Abstract
Objective. Our study investigated the natural history of magnetic resonance imaging (MRI)–determined bone marrow edema over a 12-week period in individuals with suspected axial spondyloarthritis.
Methods. There were 109 MRI scans performed on 30 patients who fulfilled the Assessment of Spondyloarthritis international Society inflammatory back pain criteria at baseline and at 4, 8, and 12 weeks.
Results. There were 29 patients who completed the study. Only 4 (14%) patients changed from MRI-negative to MRI-positive (all HLA-B27–positive, OR 2.74). Three of 7 (43%) male HLA-B27–positive patients, 1 of 8 (12.5%) HLA-B27–positive female patients, and no HLA-B27–negative patients changed from MRI- negative to -positive.
Conclusion. Repeat MRI scans within a 12-week period should be considered in HLA-B27–positive males.
Sacroiliac joint (SIJ) involvement is a unifying feature in spondyloarthritis (SpA), and radiographic sacroiliitis is a prerequisite for the diagnosis of ankylosing spondylitis (AS). However, radiographic changes may develop slowly, contributing to substantial delays in diagnosis of up to a decade1,2. The Assessment of Spondyloarthritis international Society (ASAS) has reclassified SpA into axial (axSpA) and peripheral (pSpA).

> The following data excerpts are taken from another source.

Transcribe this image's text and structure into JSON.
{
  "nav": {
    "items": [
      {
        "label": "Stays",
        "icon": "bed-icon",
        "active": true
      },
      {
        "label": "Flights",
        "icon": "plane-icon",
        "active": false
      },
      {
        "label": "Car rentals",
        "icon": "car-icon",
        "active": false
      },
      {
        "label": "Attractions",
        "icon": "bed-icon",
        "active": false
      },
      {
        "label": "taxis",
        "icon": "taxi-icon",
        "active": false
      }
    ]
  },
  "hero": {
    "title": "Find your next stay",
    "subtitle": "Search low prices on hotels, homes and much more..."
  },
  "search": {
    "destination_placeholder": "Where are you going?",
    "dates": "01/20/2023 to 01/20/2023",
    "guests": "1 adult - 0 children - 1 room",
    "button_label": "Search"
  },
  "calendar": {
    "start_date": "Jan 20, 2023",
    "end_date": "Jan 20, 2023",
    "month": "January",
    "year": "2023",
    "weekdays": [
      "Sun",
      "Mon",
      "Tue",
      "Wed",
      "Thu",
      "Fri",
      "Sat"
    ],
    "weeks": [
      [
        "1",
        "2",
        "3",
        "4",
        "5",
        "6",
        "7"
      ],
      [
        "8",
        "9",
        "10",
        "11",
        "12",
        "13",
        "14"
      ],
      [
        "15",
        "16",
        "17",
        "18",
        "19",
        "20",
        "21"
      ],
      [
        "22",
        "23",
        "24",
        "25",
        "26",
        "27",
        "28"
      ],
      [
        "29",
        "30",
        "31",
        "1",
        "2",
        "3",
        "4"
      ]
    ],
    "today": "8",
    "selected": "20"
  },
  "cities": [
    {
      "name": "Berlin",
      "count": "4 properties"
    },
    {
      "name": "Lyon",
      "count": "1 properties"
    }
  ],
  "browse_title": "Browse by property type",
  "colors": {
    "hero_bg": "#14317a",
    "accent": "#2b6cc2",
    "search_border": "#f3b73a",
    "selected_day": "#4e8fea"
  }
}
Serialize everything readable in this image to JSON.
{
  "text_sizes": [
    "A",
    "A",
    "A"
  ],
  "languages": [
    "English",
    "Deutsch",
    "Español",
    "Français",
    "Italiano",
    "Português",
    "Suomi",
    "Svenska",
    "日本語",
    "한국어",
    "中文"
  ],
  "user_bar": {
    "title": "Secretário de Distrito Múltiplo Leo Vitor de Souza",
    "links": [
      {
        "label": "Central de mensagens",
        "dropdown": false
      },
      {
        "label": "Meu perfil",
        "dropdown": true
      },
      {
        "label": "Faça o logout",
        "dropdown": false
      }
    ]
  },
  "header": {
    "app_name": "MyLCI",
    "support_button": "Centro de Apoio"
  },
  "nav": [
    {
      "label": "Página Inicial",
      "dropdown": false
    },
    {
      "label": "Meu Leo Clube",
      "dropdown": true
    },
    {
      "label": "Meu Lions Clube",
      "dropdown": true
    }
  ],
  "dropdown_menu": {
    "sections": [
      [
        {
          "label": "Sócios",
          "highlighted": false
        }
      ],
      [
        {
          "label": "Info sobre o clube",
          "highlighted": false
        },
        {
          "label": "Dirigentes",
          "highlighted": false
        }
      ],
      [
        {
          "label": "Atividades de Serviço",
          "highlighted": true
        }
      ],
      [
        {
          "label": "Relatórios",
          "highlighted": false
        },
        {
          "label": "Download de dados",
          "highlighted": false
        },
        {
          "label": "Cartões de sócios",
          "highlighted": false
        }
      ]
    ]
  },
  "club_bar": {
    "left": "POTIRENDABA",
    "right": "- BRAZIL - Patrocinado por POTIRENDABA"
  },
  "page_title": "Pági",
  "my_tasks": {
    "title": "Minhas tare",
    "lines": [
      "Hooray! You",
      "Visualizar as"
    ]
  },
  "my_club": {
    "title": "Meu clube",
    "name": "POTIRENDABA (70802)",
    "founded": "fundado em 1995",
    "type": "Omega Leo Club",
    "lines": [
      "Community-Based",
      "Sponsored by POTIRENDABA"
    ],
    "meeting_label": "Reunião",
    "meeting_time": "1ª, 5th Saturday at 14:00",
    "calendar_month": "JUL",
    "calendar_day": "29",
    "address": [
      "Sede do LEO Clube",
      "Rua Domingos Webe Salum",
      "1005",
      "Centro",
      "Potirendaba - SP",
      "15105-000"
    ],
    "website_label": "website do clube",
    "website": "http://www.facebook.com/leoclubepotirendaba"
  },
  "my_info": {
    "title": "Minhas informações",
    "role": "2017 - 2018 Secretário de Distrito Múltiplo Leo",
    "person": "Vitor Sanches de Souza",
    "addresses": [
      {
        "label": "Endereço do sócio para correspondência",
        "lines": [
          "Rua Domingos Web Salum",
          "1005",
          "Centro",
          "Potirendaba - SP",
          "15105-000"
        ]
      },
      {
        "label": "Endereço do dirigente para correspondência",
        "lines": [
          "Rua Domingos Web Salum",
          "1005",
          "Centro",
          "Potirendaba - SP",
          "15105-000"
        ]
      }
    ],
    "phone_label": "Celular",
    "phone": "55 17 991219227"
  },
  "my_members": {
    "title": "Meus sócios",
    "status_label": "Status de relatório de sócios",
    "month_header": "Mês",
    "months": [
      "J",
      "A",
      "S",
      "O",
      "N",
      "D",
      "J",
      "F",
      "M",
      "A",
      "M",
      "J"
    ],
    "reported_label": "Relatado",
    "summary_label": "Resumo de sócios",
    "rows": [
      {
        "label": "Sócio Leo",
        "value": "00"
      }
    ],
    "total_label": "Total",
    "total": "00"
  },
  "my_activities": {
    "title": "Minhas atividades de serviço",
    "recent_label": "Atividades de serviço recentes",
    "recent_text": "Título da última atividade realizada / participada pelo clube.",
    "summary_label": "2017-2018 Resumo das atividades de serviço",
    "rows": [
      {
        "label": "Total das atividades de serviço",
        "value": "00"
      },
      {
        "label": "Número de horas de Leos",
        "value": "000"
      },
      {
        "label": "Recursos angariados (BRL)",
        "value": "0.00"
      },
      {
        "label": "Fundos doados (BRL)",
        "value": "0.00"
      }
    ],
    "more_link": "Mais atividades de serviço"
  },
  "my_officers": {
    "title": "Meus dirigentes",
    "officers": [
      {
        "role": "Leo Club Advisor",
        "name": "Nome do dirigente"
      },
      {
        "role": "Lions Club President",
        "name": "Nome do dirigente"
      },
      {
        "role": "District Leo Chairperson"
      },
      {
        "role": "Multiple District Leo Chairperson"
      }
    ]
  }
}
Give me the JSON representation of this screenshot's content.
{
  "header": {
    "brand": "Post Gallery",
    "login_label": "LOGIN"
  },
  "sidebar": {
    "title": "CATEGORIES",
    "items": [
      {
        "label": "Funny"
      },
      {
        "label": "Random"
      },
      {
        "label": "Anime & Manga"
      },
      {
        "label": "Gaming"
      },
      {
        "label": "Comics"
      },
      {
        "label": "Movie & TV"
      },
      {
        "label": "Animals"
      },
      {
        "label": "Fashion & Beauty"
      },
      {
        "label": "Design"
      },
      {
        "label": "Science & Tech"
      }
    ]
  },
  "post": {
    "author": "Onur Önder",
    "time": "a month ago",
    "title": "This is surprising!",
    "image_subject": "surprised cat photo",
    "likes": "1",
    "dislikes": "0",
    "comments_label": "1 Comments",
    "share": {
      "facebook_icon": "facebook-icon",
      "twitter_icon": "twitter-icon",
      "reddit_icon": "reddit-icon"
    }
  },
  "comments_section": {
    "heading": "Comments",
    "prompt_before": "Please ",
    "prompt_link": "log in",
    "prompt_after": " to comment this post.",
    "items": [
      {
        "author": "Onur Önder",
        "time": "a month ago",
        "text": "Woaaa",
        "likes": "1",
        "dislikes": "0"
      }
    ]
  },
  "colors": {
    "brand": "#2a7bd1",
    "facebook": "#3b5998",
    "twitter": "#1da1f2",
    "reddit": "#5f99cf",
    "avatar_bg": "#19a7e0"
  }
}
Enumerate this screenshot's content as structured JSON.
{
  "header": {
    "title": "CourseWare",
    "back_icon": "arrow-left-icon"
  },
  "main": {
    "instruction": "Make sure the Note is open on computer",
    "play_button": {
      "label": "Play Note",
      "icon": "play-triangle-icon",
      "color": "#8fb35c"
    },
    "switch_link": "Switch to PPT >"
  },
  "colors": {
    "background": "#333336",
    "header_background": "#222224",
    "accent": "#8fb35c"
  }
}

The ability of magnetic imaging resonance (MRI) to demonstrate objective evidence of potentially diagnostic inflammatory lesions early in the course of the disease renders it especially useful for the diagnosis of axSpA, particularly when conventional SIJ radiographs are normal or show equivocal changes3,4. Further, a positive baseline MRI scan is of prognostic value4,5 and may predict response to biologic therapy6.
However, the sensitivity of MRI is limited because up to 65% of subjects with inflammatory back pain (IBP) suspected of having axSpA have a negative SIJ MRI at baseline7, and up to 38% of patients with active AS/axSpA have no inflammatory lesions of the SIJ6,8. AxSpA follows a fluctuating course in early disease and this has been shown both clinically and on MRI9,10. Further, the optimal timing of MRI scanning of IBP cases with normal radiographs is poorly defined. One previous study showed that 27% of HLA-B27–positive patients had a positive repeat MRI scan after 2 years7, but clinically, such long waits in symptomatic cases are difficult to justify. Our study evaluates clinically suspected axSpA cases using MRI at 4 timepoints over a 12-week period.
MATERIALS AND METHODS
Participants were recruited from the Defence Medial Rehabilitation Centre, Headley Court, Epsom, and the Royal National Hospital for Rheumatic Diseases, Bath, UK. Local ethical approval was obtained for our study from the Cornwall and Plymouth Research Ethics Committee (reference number 11/SW/0038) and all patients provided informed written consent. Inclusion criteria were IBP as defined by the ASAS criteria11 and normal SIJ on antero-posterior pelvis radiographs (scored centrally). Because it is unclear whether nonsteroidal antiinflammatory drugs (NSAID) might affect MRI bone marrow edema (BME), participants were asked to either discontinue all NSAID use or to continue taking a regular dose throughout the study duration to ensure consistency between scans. Additional simple analgesia was permitted if required. Recruited subjects had a total of 4 MRI scans using a predefined protocol at baseline and at 4, 8, and 12 weeks. The protocol included sagittal T1 and short-tau inversion recovery of the cervicothoracic spine, thoracolumbar spine, and coronal oblique of the SIJ. At each visit, patient-reported outcome measures (Bath indices), medication history, and C-reactive protein (CRP) were recorded.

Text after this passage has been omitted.